Here are three approaches that don't work:
EDIT2. Image produced using the following code.
myzoo <- zoo(obs, index)
myzoo[10] <- NA # knock out the missing point
plot(myzoo, type="o", pch=16) # plot solid line
points(na.approx(myzoo)[10], col = "red")
points(na.locf(myzoo)[10], col = "blue")
points(na.spline(myzoo)[10], col = "green")

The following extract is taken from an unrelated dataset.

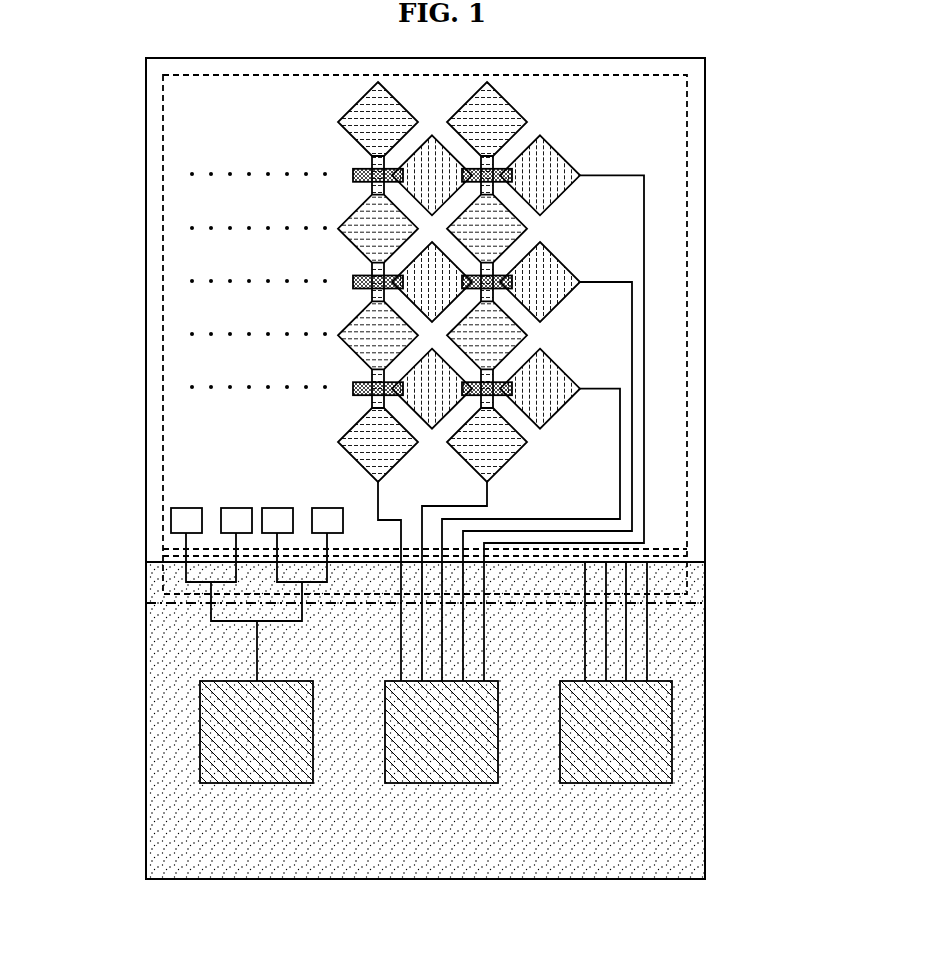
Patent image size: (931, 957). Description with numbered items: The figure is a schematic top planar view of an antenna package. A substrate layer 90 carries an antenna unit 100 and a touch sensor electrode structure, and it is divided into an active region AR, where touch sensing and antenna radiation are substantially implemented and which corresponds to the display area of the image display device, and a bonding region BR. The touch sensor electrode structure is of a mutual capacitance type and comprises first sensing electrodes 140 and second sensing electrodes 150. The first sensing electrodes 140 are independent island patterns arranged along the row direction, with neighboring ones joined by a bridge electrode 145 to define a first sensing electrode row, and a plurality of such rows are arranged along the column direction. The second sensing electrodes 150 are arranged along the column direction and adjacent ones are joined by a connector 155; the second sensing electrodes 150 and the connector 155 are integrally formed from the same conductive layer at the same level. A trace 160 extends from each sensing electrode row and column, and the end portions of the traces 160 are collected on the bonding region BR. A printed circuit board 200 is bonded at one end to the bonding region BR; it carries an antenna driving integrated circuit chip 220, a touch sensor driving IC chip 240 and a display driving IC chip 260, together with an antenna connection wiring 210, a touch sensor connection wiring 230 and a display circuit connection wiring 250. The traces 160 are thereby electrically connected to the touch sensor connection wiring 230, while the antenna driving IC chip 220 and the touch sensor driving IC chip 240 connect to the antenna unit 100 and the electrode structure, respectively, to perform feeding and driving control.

myzoo[10] <- 31 # replace the missing point
lines(myzoo, type = "o", lty=3, pch=16) # dashed line over the gap
legend(x = "topleft",
legend = c("na.spline", "na.locf", "na.approx"),
col=c("green","blue","red"), pch = 1)
Try this:
x <- ts(myzoo,f=4)
fit <- ts(rowSums(tsSmooth(StructTS(x))[,-2]))
tsp(fit) <- tsp(x)
plot(x)
lines(fit,col=2)
The idea is to use a basic structural model for the time series, which handles the missing value fine using a Kalman filter. Then a Kalman smooth is used to estimate each point in the time series, including any omitted.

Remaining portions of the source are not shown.